WC: The issue of children having cancer is a parent's worst nightmare. Tell me how your faith intersects with this most challenging field.
Mikles: I find that most families going through this tend to gravitate toward some sort of religious experience. Most families know that I am a Christian. Generally, the ones that share my faith ask me to pray with them and I am happy to do that. I am not allowed to push my religion on anybody, but people know that I believe in the healing powers of medicine as well as the healing powers of Christ.
There are hard times. Just this past month I have lost two of my patients. They are precious kids and families, and I really got to know them over the course of two years. I don't think I have ever doubted, simply because my faith in God is strong enough and I know that He is in it all. Ultimately, these kids had an end to their suffering. It was their ultimate healing.

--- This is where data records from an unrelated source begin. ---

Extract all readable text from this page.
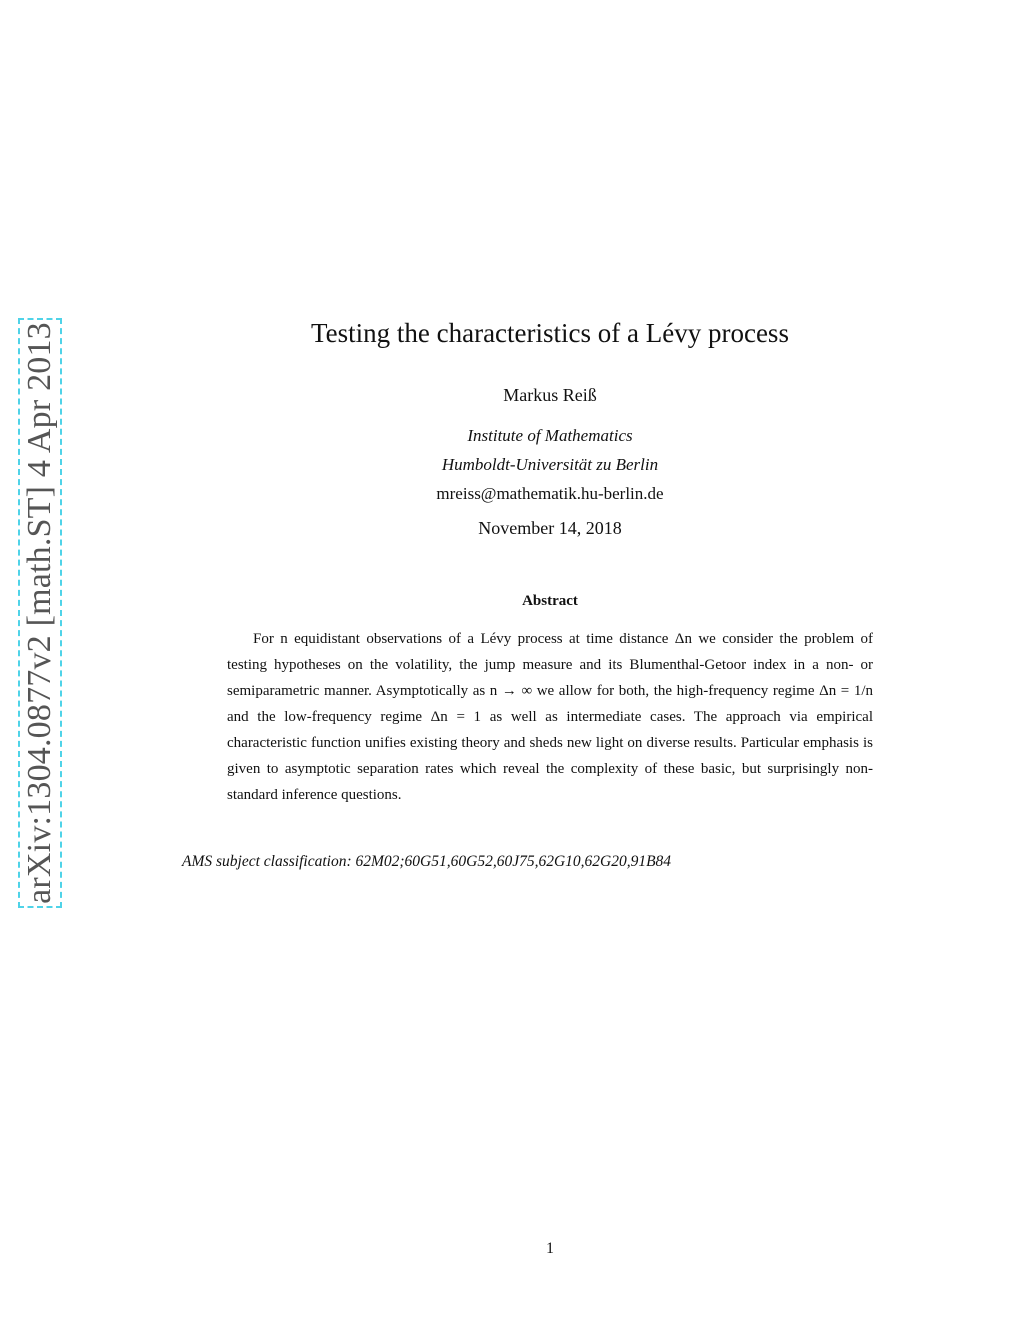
arXiv:1304.0877v2 [math.ST] 4 Apr 2013	Testing the characteristics of a Lévy process
Markus Reiß
Institute of Mathematics
Humboldt-Universität zu Berlin
mreiss@mathematik.hu-berlin.de
November 14, 2018
Abstract
For n equidistant observations of a Lévy process at time distance Δn we consider the problem of testing hypotheses on the volatility, the jump measure and its Blumenthal-Getoor index in a non- or semiparametric manner. Asymptotically as n → ∞ we allow for both, the high-frequency regime Δn = 1/n and the low-frequency regime Δn = 1 as well as intermediate cases. The approach via empirical characteristic function unifies existing theory and sheds new light on diverse results. Particular emphasis is given to asymptotic separation rates which reveal the complexity of these basic, but surprisingly non-standard inference questions.
AMS subject classification: 62M02;60G51,60G52,60J75,62G10,62G20,91B84
1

God often speaks to me through music in my moments of doubt or struggling. A song in my head will be God's word to me to help and encourage me. No matter where I am, there is this interweaving of some piece of music that is a powerful thing. Besides Scripture, I don't think anything else has that power.
If you are strongly seated in the will of God, then you are to minister in that field. I have come into medicine knowing this and faith has kept me through all the hard times of pediatric oncology.
WC: How does music play into your professional life?
Mikles: It provides a little bit of sanity for me. It gives me time when I do not have to make life or death decisions and I do not have to report to superior officers. It is a time of release to escape my life for a little bit.
WC: Define excellence.
Mikles: I am learning as I get older that excellence is not perfection. I have always put a weight on myself to be perfect at everything and there is no way as humans that we can be perfect. I am learning that being the best that I can be is not being perfect because, apart from Christ, nobody is perfect. Excellence is really allowing yourself to open up to whatever God has for you.
Jeff McDonald is Managing Editor for the War Cry.